Despite that, a month ago, Folau put up a post on social media which put Australian rugby through precisely the same agony. The inquiry of the past few days, presided over by three heavyweight legal-beagles – and addressed by the legal hawks of both Folau and Rugby Australia – has been just the first of perhaps two or three rounds of legal testing as to whether Folau did legally commit to avoid damaging posts; whether he breached that legal commitment; and whether it warrants Rugby Australia tearing up his contract.
The fact that Rugby Australia clearly won the first round is encouraging. It gives a strong indication of how the next legal rounds might go, but it is not definitive.

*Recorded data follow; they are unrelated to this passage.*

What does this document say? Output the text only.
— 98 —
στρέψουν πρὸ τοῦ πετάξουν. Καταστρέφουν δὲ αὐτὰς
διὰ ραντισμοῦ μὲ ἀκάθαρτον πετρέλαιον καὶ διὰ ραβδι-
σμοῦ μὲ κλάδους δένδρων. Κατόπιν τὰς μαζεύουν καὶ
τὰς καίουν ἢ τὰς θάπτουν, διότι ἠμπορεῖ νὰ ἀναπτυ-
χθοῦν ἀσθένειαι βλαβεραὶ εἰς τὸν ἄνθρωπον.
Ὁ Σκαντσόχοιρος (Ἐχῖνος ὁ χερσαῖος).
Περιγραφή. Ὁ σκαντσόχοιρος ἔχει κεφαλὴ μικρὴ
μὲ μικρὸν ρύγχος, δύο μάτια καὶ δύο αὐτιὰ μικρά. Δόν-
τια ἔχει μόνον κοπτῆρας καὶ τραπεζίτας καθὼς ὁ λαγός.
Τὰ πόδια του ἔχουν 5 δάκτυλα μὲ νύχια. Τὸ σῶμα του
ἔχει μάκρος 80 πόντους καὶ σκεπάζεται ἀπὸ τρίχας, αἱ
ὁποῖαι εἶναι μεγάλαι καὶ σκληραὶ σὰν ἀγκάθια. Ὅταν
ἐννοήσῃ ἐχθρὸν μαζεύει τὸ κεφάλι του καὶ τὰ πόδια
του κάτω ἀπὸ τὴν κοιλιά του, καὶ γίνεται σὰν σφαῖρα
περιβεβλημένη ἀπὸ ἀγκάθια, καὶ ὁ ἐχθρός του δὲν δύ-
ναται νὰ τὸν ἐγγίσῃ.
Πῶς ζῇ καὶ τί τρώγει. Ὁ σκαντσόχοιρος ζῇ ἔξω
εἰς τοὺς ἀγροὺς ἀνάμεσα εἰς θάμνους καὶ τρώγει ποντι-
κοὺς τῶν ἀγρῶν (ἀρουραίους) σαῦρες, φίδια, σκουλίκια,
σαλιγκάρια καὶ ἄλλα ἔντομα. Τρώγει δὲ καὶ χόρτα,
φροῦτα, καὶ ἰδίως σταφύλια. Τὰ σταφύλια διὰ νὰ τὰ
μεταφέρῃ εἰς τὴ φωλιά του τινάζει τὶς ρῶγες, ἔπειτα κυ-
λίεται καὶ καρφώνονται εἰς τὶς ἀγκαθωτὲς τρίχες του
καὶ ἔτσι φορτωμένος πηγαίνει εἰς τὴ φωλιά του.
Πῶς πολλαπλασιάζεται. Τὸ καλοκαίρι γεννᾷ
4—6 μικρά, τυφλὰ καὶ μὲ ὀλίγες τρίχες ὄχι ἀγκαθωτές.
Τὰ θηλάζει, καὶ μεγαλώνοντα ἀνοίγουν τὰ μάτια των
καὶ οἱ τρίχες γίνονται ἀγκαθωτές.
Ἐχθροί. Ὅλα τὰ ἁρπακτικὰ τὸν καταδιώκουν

That is the situation as it stands and, of course, against that there have been many claims made by those who support Folau despite it all. Let’s have a quick look at the basic claims.
This was a victory for media bullies like yours truly, who all got together and said “Let’s get Israel.” Uh, no. As I said on Twitter to one who made this very charge, it was actually rugby and wider communities saying, “No more bullying of gays, we're over it. And if you insist on doing it, you can’t do it while wearing our jersey and being paid a million bucks a year.” For each time Folau posted, the ones who led the charge were the public, who exploded on talkback, on social media and thundering letters to the editor well before any of us in the media wrote a word.
This is the end of Western civilisation as we know it. Uh, no. This is Western civilisation evolving, and saying that while publicly marginalising a group used to be acceptable, and even a part of the law of the land, it is no longer acceptable.
Critics are howling this is a problem specific to rugby. Uh, no again. How many of you, reading this, are free in your own workplaces to put up social media posts like Folau and still be employed? Across our brown and pleasant land, millions of employees get it, comport themselves accordingly, and we’re a stronger and more inclusive country because of it.
This is all about freedom of speech. Umm, no again. No-one is dragging Folau off to the Gulag, for starters, and as I have stated many times, while he has broad freedom of speech, he has no freedom from consequences. Secondly, those who are howling loudest about freedom of speech for Israel Folau – Alan Jones et al – are precisely those who howled loudest against the likes of Yassmin Abdel-Magied – who tweeted that on Anzac Day 2017 we should also reflect on Manus Island detainees- and called for her to be banished. Ditto, when SBS presenter Scott McIntyre tweeted his own views about the Anzacs and those who commemorated Anzac Day, there was not a single peep out of them about his rights to freedom of speech. They wanted him sacked from SBS, and he was.
This is an attack on the freedom of religion in general, and Christianity in particular. This line of attack is again led by Jones and you’ll think I am making this up, but I’m not. “He’s in trouble for uttering four of the most immortal words in civilisation’s history,” Jones said on Sky on Tuesday, “I am a Christian.” Complete and utter bollocks. For starters, heaps of wonderful Christian leaders such as Father Rod Bower have come forward entirely disassociating themselves and their religion from Folau. Within rugby ranks, Wallaby flanker David Pocock, who led the charge against homophobia the code, is a devout Christian. Willie Ofahengaue, the first Tongan to play for the Wallabies, is a devout Christian, and both of our Wallaby World Cup winning captains in Nick Farr-Jones and John Eales answer the same description. There are dozens and dozens more. The idea that Rugby Australia was out to get Christians, right after signing Folau up again is so absurd there are no words.
The Diggers would be turning over in their graves. I am not making this up, I tell you. Alan Jones, AGAIN is actually pushing this line.
“The Australia that our Anzacs fought for seems to be disappearing before our very eyes,” he told the Daily Telegraph. “This is not the Australia our veterans fought for.”
Yes, Alan, because right before they went over the top at Gallipoli, Fromelles, Pozieres, The Nek and Villers-Bretonneux, the Sergeant said, as I have documented, “Let’s do this, so Australia can be made safe for homophobic gibberish! We are going to give our lives, so that in the future it will still be safe for one group of Australians to be told that by being born gay, they are so wicked, they will reside for eternity in hell.” Alan? This is so ludicrous and so disrespectful to their memory, it is barely worth dignifying with a response, but again, you leave me with no choice.
This is much bigger than Folau, and will go long. This is the only contention with merit. Some legal experts posit that if a homophobic slur is a religiously based homophobic slur then higher courts will protect it under freedom of religion legislation. It would amaze me if that proves to the case. Across the land, it would suddenly be open season on gays again. But I suspect Folau will now be financed by conservative organisations to test that contention.
In short, rugby has seen a few cluster-rucks in its time, but this is a rolled-gold cluster-ruck any way you want to cut it.